Another option might be this. Mathematics is a science, and St. Albert the Great is the patron saint of the sciences. He was actually more of a biologist, so I don't know if that appeals to you. I've read in a few places that St. Dominic is also a patron of the sciences, although the reason on that one also eludes me.

You're right that there have been a large number of good mathematicians who were Catholic religious. Maria Gaetana Agnesi was one, as was Girolamo Saccheri. Unfortunately for your search, neither of them is classified as a saint.

Wikipedia has a page on Christian thinkers; you can find Nicolas of Cusa, Marin Mersenne (of Mersenne prime fame), Xu Guangqi, and Francesco Faà di Bruno who has apparently been beatified.
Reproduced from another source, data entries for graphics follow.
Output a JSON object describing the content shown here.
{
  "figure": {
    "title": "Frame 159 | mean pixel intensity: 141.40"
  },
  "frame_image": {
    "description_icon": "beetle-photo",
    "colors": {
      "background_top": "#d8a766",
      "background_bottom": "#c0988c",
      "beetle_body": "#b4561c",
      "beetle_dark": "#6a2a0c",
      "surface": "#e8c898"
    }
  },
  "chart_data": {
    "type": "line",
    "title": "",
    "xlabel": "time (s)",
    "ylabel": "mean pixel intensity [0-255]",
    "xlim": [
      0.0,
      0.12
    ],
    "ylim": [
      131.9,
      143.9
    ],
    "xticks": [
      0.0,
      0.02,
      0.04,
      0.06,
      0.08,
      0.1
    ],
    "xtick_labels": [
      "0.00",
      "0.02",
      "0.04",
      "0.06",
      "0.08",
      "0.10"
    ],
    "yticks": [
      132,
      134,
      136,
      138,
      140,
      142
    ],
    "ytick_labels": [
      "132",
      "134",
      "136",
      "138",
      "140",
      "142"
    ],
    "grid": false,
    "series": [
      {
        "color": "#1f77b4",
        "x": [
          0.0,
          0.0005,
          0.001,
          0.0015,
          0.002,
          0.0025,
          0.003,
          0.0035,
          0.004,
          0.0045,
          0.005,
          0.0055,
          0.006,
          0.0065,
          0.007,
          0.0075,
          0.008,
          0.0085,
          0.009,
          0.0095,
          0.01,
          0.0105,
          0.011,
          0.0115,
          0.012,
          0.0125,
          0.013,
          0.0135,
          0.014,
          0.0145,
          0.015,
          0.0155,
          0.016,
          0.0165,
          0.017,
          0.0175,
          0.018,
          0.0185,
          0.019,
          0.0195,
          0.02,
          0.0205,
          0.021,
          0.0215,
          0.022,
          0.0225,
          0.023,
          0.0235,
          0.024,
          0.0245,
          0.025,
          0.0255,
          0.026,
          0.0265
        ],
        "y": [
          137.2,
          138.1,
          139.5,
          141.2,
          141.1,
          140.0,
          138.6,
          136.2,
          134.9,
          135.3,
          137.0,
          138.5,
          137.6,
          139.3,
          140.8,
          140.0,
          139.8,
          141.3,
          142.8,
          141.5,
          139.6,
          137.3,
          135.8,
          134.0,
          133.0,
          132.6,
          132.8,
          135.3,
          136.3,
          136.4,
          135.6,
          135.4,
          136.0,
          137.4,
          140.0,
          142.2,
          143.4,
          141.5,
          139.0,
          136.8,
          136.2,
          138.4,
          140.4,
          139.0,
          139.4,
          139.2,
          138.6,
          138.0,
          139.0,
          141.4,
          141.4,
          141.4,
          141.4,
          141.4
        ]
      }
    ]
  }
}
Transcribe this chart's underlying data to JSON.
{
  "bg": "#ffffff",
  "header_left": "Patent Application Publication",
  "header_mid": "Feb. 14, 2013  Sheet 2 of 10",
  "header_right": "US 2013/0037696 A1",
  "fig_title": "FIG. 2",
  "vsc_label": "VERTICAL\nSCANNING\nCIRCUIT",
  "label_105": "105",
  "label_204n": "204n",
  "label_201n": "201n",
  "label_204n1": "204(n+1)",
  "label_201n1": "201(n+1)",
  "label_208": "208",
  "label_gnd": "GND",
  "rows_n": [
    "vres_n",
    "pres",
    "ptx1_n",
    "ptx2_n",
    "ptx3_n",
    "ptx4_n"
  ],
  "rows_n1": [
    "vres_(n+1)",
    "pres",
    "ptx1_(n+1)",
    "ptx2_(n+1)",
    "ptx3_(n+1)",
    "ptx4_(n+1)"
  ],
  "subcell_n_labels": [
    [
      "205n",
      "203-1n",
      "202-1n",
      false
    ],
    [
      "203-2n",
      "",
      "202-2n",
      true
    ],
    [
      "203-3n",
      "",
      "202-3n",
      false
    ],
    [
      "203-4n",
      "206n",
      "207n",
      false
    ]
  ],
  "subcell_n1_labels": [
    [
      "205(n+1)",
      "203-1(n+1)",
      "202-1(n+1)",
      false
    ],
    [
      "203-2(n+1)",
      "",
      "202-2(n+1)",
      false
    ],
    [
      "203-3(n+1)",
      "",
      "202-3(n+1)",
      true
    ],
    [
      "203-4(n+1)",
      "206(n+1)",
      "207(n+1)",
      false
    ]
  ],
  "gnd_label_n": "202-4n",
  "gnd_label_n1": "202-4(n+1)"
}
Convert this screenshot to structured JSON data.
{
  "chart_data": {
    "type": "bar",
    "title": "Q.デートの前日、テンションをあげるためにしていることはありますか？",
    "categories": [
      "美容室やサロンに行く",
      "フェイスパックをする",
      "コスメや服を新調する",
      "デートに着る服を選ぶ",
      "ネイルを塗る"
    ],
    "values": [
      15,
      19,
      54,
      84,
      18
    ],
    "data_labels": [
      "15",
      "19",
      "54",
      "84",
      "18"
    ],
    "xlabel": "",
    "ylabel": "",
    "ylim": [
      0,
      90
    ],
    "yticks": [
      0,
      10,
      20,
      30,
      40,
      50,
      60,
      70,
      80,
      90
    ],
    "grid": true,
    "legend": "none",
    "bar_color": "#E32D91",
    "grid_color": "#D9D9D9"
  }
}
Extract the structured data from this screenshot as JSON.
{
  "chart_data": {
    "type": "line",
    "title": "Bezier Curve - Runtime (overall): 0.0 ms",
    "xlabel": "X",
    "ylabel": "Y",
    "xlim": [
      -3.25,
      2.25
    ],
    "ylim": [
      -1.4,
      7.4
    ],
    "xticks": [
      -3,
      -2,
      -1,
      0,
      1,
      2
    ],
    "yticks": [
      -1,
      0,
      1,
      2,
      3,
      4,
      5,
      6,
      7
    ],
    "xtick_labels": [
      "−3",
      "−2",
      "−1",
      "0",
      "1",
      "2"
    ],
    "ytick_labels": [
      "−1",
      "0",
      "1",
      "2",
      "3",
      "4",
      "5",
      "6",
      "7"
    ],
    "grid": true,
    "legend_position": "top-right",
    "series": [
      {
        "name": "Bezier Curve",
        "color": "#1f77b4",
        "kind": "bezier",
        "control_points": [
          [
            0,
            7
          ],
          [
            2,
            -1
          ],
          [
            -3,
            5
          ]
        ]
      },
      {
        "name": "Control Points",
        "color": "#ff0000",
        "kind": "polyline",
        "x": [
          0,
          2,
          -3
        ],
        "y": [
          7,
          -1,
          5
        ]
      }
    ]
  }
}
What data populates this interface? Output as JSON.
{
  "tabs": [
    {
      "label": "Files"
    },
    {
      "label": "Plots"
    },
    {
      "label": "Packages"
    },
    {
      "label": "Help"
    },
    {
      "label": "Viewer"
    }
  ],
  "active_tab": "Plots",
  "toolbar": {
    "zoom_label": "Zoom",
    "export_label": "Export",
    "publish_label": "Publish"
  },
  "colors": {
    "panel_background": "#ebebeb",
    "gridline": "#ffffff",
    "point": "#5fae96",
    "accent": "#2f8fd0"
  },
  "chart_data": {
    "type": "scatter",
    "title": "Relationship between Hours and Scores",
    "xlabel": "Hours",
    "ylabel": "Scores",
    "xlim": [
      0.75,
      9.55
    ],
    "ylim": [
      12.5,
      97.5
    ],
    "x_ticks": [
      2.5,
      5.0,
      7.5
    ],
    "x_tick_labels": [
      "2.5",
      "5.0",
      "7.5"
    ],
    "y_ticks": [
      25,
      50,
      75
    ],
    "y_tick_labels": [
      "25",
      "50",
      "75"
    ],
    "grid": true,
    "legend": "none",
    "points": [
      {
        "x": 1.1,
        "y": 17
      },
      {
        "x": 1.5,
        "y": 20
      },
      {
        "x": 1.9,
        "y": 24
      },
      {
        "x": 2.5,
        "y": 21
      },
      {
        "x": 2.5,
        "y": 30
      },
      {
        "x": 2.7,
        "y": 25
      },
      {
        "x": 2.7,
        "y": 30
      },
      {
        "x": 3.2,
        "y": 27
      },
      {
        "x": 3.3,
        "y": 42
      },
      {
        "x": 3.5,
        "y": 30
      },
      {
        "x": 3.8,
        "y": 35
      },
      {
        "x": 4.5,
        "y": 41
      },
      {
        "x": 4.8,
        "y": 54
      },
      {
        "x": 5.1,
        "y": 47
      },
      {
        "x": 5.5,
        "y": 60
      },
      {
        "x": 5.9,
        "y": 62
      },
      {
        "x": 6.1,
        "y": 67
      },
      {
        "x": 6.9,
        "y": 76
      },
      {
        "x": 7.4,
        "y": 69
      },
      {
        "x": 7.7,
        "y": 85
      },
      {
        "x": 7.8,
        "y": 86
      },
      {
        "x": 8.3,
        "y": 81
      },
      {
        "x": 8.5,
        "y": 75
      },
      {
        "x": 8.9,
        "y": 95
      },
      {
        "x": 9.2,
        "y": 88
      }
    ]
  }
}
If you can take the beatified as patrons, that's an option!

Anonymous said...

Prof. Perry,

Thank you for the reply! Yes, I'm sorry to say my blog has no momentum yet, but I'd really like that to change. I've never kept a blog that was both consistent -and- quality; have had just two before this one: one was consistent and one was quality (arguably).

I'm very interested in Bl. Francis Faa di Bruno; I'd never heard of him until now. Here's a little podcast on him which doesn't mention his math (which is good because before all I could find on him was about his math): http://www.franciscanradio.org/MP3Files/SOD/1335.mp3

I'm not sure about the beatified/canonized issue; I'll have to ask Sister. It does seem however that 'confirmation names' are not universal practice, and what's more, are less common (on the world scale) rather than more, which I didn't know until doing a bit of research today.

-Brendan

Brandon said...

St. Anatolius of Alexandria (3rd century) wrote several books on mathematics (which unfortunately we only have in a few tantalizing fragments), and also introduced important innovations in the calculation of Easter (which, simple as it may seem, was, if you think about it, a many-centuries-long mathematical research project conducted by the Church, one that involved many saints of many backgrounds). When he is painted he is often with globes and geometry books. (He's also known as Anatolius of Laodicea.)

Anonymous said...

Professor Perry,
I hate to have hijacked your post like this. This will be my last comment here; if anything else on math/saints wants or needs to be said, bring it over and comment on my blog at countably.wordpress.com, I'll try to remember to start a post on the subject.

Brandon,
Wow, thank you. Sounds like St. Anatolius might be my man. I'm now looking about online for paintings of him.